Damayan means “to help each other” in Filipino.

Damayan is a grassroots organization based in New York and New Jersey of and for Filipino im/migrant workers and led by Filipino women domestic workers. Damayan was officially founded in 2002 and became a 501 C 3 in 2003.

Our mission is to educate, organize and mobilize low wage Filipino workers to fight for their labor, health, gender and im/migration rights; to contribute to the building of the domestic workers movement for fair labor standards, dignity and justice; and to build workers’ power and solidarity towards justice and liberation.

We promote discussions on gender, race, class, globalization and forced migration to raise public awareness and support against the systemic causes of the exploitation of low wage workers, particularly migrant women domestic workers.

Damayan advocates against the labor export program of the Philippines and exposes corporate neoliberal economic policies in the country as the primary root of the chronic poverty and widespread unemployment that push Filipinos, mostly women, to migrate to foreign lands in search of livelihood. Currently, 12 million Filipinos, over 10 percent of the country’s population, are overseas as migrant workers in about 200 countries around the globe. Last year, they sent home $20.1 billion in remittances to support their families, thus propping up the Philipppines’ economy while working in conditions of widespread poverty and abuse.
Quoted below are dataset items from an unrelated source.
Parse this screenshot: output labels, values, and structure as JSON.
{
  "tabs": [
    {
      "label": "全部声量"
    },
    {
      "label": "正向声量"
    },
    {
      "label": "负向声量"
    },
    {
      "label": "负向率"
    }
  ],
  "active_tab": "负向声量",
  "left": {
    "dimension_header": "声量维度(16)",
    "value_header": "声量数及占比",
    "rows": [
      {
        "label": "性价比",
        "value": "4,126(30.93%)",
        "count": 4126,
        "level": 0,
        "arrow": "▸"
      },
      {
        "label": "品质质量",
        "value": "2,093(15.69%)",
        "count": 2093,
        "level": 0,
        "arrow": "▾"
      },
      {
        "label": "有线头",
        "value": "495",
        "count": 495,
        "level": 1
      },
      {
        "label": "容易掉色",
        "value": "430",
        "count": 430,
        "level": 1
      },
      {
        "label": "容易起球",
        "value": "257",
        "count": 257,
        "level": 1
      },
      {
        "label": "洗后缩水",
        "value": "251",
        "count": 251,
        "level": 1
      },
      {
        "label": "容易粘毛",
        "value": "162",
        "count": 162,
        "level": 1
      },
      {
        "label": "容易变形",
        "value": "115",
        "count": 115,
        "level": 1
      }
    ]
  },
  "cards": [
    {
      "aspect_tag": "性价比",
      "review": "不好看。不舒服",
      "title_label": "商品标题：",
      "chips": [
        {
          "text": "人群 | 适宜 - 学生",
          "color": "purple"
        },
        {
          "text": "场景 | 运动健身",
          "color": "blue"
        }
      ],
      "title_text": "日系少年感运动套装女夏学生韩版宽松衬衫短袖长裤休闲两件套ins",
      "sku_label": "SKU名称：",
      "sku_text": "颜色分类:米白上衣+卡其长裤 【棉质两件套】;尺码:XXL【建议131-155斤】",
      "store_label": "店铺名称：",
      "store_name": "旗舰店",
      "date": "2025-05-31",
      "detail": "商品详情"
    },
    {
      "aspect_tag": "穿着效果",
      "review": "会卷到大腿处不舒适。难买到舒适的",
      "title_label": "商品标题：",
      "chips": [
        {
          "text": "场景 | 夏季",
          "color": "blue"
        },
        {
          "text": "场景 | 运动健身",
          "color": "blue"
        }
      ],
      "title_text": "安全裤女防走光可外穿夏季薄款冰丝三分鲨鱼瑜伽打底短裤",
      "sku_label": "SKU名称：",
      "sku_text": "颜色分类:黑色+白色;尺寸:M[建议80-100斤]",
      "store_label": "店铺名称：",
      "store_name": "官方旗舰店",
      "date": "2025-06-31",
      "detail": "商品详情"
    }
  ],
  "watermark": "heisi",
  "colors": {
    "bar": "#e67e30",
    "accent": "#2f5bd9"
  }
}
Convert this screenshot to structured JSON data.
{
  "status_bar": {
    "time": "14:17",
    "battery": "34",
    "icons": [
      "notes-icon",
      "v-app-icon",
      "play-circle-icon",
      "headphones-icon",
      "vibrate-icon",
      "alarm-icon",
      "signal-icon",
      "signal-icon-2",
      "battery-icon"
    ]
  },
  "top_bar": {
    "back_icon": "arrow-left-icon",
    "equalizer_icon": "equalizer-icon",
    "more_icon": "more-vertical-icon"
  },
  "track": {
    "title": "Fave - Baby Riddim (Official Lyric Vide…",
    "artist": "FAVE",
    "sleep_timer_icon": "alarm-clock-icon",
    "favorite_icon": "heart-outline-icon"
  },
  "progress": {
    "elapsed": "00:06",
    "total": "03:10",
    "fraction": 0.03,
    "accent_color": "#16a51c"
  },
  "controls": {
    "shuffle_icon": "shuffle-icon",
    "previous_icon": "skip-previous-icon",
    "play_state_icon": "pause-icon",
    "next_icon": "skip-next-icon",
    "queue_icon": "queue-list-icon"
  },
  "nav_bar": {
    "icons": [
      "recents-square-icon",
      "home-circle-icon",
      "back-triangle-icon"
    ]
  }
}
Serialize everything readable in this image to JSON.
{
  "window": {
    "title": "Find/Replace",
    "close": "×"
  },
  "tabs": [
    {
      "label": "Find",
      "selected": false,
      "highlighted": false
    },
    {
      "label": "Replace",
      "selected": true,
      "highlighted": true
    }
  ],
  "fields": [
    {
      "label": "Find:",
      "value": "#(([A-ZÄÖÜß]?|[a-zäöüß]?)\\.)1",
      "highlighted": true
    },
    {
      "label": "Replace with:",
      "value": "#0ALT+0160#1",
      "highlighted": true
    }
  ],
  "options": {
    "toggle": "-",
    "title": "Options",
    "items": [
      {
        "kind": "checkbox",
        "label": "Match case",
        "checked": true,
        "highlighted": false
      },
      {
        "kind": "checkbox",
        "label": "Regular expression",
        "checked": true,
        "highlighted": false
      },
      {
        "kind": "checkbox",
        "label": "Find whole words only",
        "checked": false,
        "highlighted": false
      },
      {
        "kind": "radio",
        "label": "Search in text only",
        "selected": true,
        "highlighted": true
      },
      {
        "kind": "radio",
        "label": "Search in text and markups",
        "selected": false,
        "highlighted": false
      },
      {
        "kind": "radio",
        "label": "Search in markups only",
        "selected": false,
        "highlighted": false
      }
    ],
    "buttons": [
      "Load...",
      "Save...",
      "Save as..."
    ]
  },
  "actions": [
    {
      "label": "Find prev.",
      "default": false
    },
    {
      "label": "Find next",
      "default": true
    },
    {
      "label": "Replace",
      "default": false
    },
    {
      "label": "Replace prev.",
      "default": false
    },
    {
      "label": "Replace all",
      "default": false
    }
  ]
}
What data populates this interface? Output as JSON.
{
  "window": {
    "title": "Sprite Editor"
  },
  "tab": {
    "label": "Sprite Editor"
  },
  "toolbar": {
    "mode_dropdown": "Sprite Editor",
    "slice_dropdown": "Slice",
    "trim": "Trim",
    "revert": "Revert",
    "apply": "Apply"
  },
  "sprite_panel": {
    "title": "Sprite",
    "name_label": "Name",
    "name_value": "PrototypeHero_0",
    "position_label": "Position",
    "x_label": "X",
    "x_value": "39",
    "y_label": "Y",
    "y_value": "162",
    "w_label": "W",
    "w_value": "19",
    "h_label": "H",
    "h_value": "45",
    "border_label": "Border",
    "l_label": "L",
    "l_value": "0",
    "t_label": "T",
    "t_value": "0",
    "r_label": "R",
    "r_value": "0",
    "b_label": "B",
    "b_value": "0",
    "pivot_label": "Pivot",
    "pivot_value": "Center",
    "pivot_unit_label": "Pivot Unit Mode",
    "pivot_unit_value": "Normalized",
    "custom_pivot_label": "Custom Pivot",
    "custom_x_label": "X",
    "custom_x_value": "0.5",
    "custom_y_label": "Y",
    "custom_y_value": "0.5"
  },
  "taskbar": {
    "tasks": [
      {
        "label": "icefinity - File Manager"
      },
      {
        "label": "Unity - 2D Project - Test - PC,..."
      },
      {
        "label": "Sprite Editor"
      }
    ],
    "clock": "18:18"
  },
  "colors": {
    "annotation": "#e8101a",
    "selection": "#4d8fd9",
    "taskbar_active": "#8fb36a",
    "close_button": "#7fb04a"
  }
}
In November 2011, Damayan launched its flagship campaign, “BAKLAS” (meaning to dismantle and break free) against the labor trafficking and modern slavery of Filipino workers.

In a holistic approach to address the various problems of Filipino workers, Damayan implements programs on labor, health, gender and im/migration. Using these services, we build our membership program and the workers leadership program.

As part of the Seminar on Public Engagement and Collaborative Research, Damayan worked with faculty coleader Sujatha Fernandes to organize political education workshops for migrant and domestic workers.